VZ: Pesquisas mostram que quem mais prescreve psicotrópicos no Brasil não são psiquiatras, mas os médicos generalistas e os da atenção primária, como ginecologistas. Se uma mulher entra na menopausa e se queixa de estar deprimida, geralmente entre os seus 45 e 55 anos, muitos ginecologistas receitam antidepressivos. Ou seja, ao medicalizar os sintomas sem tratar as causas, desconsidera-se todo um contexto psíquico e social pelo qual essa mulher deve estar passando. A menopausa é uma fase em que o corpo e a relação sexual da mulher mudam bastante; tem o ressecamento vaginal, o desconforto no sexo, o ganho de peso às vezes, etc.. Se essa mulher for casada, o relacionamento pode entrar em crise se o parceiro não entender esse momento delicado da mulher.

Se ela for mãe, geralmente é nessa época que os filhos saíram ou estão se preparando para sair de casa e essa mulher tem que enfrentar o sentimento de “ninho vazio”; se ela não tem um casamento feliz, pior, agora ela não terá mais como encobrir esse relacionamento com a presença de terceiros dentro de casa. Ou seja, não estamos falando somente de hormônios. Não dá para medicalizar nossos corpos e nossas vidas quando passamos por essas mudanças como a menopausa, é preciso considerar o lugar social onde nos colocam essas mudanças.

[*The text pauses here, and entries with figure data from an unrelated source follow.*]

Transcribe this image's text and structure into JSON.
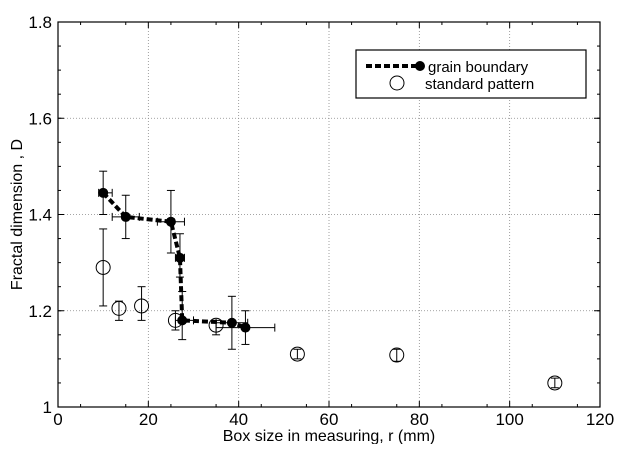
{
  "chart_data": {
    "type": "scatter",
    "title": "",
    "xlabel": "Box size in measuring, r (mm)",
    "ylabel": "Fractal dimension , D",
    "xlim": [
      0,
      120
    ],
    "ylim": [
      1,
      1.8
    ],
    "xticks": [
      "0",
      "20",
      "40",
      "60",
      "80",
      "100",
      "120"
    ],
    "yticks": [
      "1",
      "1.2",
      "1.4",
      "1.6",
      "1.8"
    ],
    "grid": "dotted",
    "legend_position": "top-right",
    "series": [
      {
        "name": "grain boundary",
        "marker": "filled-circle",
        "line": "dashed",
        "color": "#000000",
        "points": [
          {
            "x": 10,
            "y": 1.445,
            "y_err": [
              1.4,
              1.49
            ],
            "x_err": [
              9,
              12
            ]
          },
          {
            "x": 15,
            "y": 1.395,
            "y_err": [
              1.35,
              1.44
            ],
            "x_err": [
              12,
              18
            ]
          },
          {
            "x": 25,
            "y": 1.385,
            "y_err": [
              1.32,
              1.45
            ],
            "x_err": [
              22,
              28
            ]
          },
          {
            "x": 27,
            "y": 1.31,
            "y_err": [
              1.27,
              1.36
            ],
            "x_err": [
              26,
              28
            ]
          },
          {
            "x": 27.5,
            "y": 1.18,
            "y_err": [
              1.14,
              1.24
            ],
            "x_err": [
              26,
              30
            ]
          },
          {
            "x": 38.5,
            "y": 1.175,
            "y_err": [
              1.12,
              1.23
            ],
            "x_err": [
              35,
              42
            ]
          },
          {
            "x": 41.5,
            "y": 1.165,
            "y_err": [
              1.13,
              1.2
            ],
            "x_err": [
              35,
              48
            ]
          }
        ]
      },
      {
        "name": "standard pattern",
        "marker": "open-circle",
        "line": "none",
        "color": "#000000",
        "points": [
          {
            "x": 10,
            "y": 1.29,
            "y_err": [
              1.21,
              1.37
            ]
          },
          {
            "x": 13.5,
            "y": 1.205,
            "y_err": [
              1.18,
              1.22
            ]
          },
          {
            "x": 18.5,
            "y": 1.21,
            "y_err": [
              1.18,
              1.25
            ]
          },
          {
            "x": 26,
            "y": 1.18,
            "y_err": [
              1.16,
              1.2
            ]
          },
          {
            "x": 35,
            "y": 1.17,
            "y_err": [
              1.15,
              1.18
            ]
          },
          {
            "x": 53,
            "y": 1.11,
            "y_err": [
              1.1,
              1.12
            ]
          },
          {
            "x": 75,
            "y": 1.108,
            "y_err": [
              1.095,
              1.12
            ]
          },
          {
            "x": 110,
            "y": 1.05,
            "y_err": [
              1.04,
              1.06
            ]
          }
        ]
      }
    ]
  }
}
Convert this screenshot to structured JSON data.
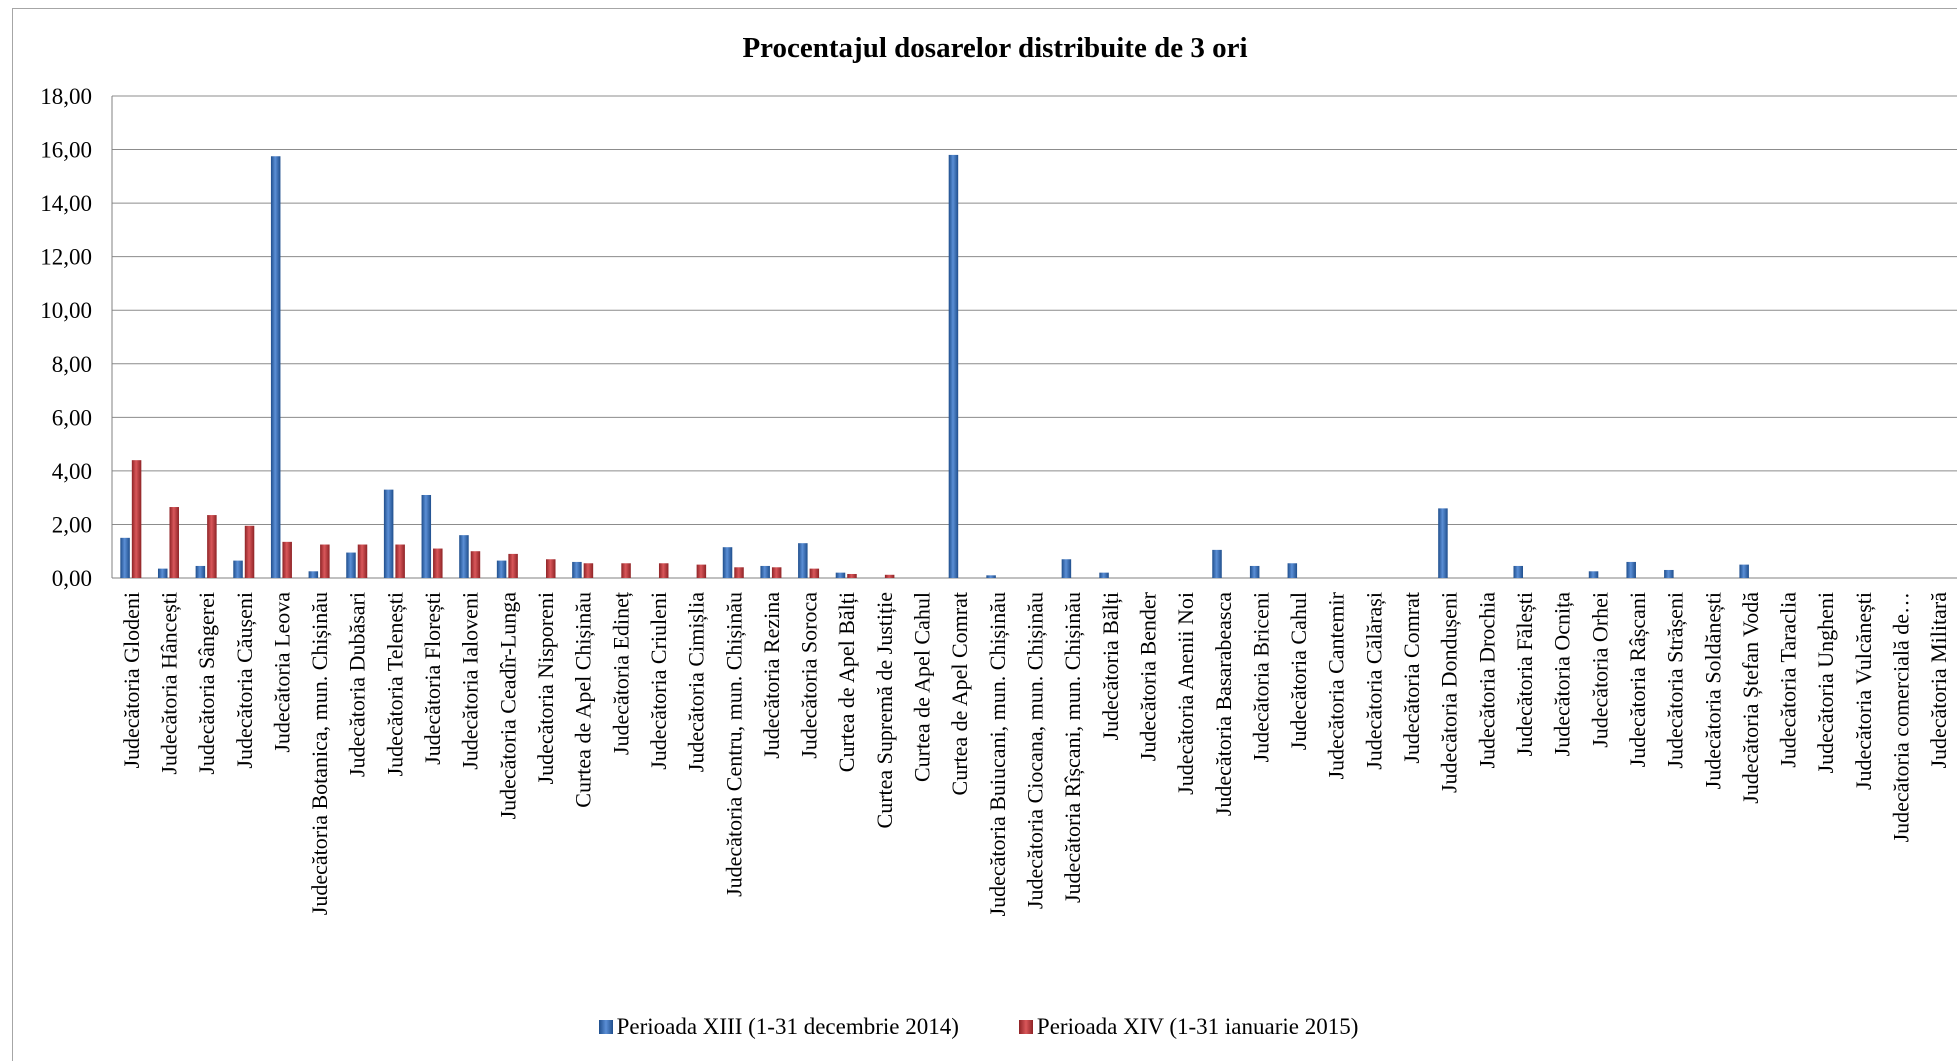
{
  "chart_data": {
    "type": "bar",
    "title": "Procentajul dosarelor distribuite de 3 ori",
    "ylim": [
      0,
      18
    ],
    "yticks": [
      "0,00",
      "2,00",
      "4,00",
      "6,00",
      "8,00",
      "10,00",
      "12,00",
      "14,00",
      "16,00",
      "18,00"
    ],
    "grid": true,
    "legend_position": "bottom",
    "categories": [
      "Judecătoria Glodeni",
      "Judecătoria Hâncești",
      "Judecătoria Sângerei",
      "Judecătoria Căușeni",
      "Judecătoria Leova",
      "Judecătoria Botanica, mun. Chișinău",
      "Judecătoria Dubăsari",
      "Judecătoria Telenești",
      "Judecătoria Florești",
      "Judecătoria Ialoveni",
      "Judecătoria Ceadîr-Lunga",
      "Judecătoria Nisporeni",
      "Curtea de Apel Chișinău",
      "Judecătoria Edineț",
      "Judecătoria Criuleni",
      "Judecătoria Cimișlia",
      "Judecătoria Centru, mun. Chișinău",
      "Judecătoria Rezina",
      "Judecătoria Soroca",
      "Curtea de Apel Bălți",
      "Curtea Supremă de Justiție",
      "Curtea de Apel Cahul",
      "Curtea de Apel Comrat",
      "Judecătoria Buiucani, mun. Chișinău",
      "Judecătoria Ciocana, mun. Chișinău",
      "Judecătoria Rîșcani, mun. Chișinău",
      "Judecătoria Bălți",
      "Judecătoria Bender",
      "Judecătoria Anenii Noi",
      "Judecătoria Basarabeasca",
      "Judecătoria Briceni",
      "Judecătoria Cahul",
      "Judecătoria Cantemir",
      "Judecătoria Călărași",
      "Judecătoria Comrat",
      "Judecătoria Dondușeni",
      "Judecătoria Drochia",
      "Judecătoria Fălești",
      "Judecătoria Ocnița",
      "Judecătoria Orhei",
      "Judecătoria Râșcani",
      "Judecătoria Strășeni",
      "Judecătoria Soldănești",
      "Judecătoria Ștefan Vodă",
      "Judecătoria Taraclia",
      "Judecătoria Ungheni",
      "Judecătoria Vulcănești",
      "Judecătoria comercială de…",
      "Judecătoria Militară"
    ],
    "series": [
      {
        "name": "Perioada XIII (1-31 decembrie 2014)",
        "color": "#3a6fb8",
        "values": [
          1.5,
          0.35,
          0.45,
          0.65,
          15.75,
          0.25,
          0.95,
          3.3,
          3.1,
          1.6,
          0.65,
          0,
          0.6,
          0,
          0,
          0,
          1.15,
          0.45,
          1.3,
          0.2,
          0,
          0,
          15.8,
          0.1,
          0,
          0.7,
          0.2,
          0,
          0,
          1.05,
          0.45,
          0.55,
          0,
          0,
          0,
          2.6,
          0,
          0.45,
          0,
          0.25,
          0.6,
          0.3,
          0,
          0.5,
          0,
          0,
          0,
          0,
          0
        ]
      },
      {
        "name": "Perioada XIV (1-31 ianuarie 2015)",
        "color": "#c0393b",
        "values": [
          4.4,
          2.65,
          2.35,
          1.95,
          1.35,
          1.25,
          1.25,
          1.25,
          1.1,
          1.0,
          0.9,
          0.7,
          0.55,
          0.55,
          0.55,
          0.5,
          0.4,
          0.4,
          0.35,
          0.15,
          0.12,
          0,
          0,
          0,
          0,
          0,
          0,
          0,
          0,
          0,
          0,
          0,
          0,
          0,
          0,
          0,
          0,
          0,
          0,
          0,
          0,
          0,
          0,
          0,
          0,
          0,
          0,
          0,
          0
        ]
      }
    ]
  }
}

DW: Numa sociedade desigual, sexista e machista como a brasileira, como promover a saúde mental das mulheres antes que elas adoeçam?

VZ: Acredito que a solução passa por um letramento de gênero. Se você é ensinada, estimulada a investir em projetos de vida que não dependam da questão amorosa e da maternidade para existirem, que não dependam da avaliação masculina para ter valor, isso a fortalece psiquicamente, fortalece a sua saúde mental. Porém, para isso acontecer, a mulher precisa conseguir nomear os processos relacionados às relações desiguais de gênero construídas historicamente.

Por isso, eu e a professora Lígia Feitosa, da UFSC, criamos um baralho de letramento de gênero para adolescentes, onde listamos coisas do cotidiano, que parecem normais, mas que se baseiam no machismo e no sexismo, e que é uma forma de violência. Abordamos situações como uma menina que não quer ir a uma festa por causa de uma espinha no rosto, então explicamos a origem dessa distorção de perspectiva; abordamos a situação dos meninos que criam listas onde avaliam as meninas da escola de acordo com a sua beleza, etc.. Explicamos como essas situações podem ter desdobramentos importantes na vida dessas meninas, seja na violência de gênero, seja na saúde mental delas.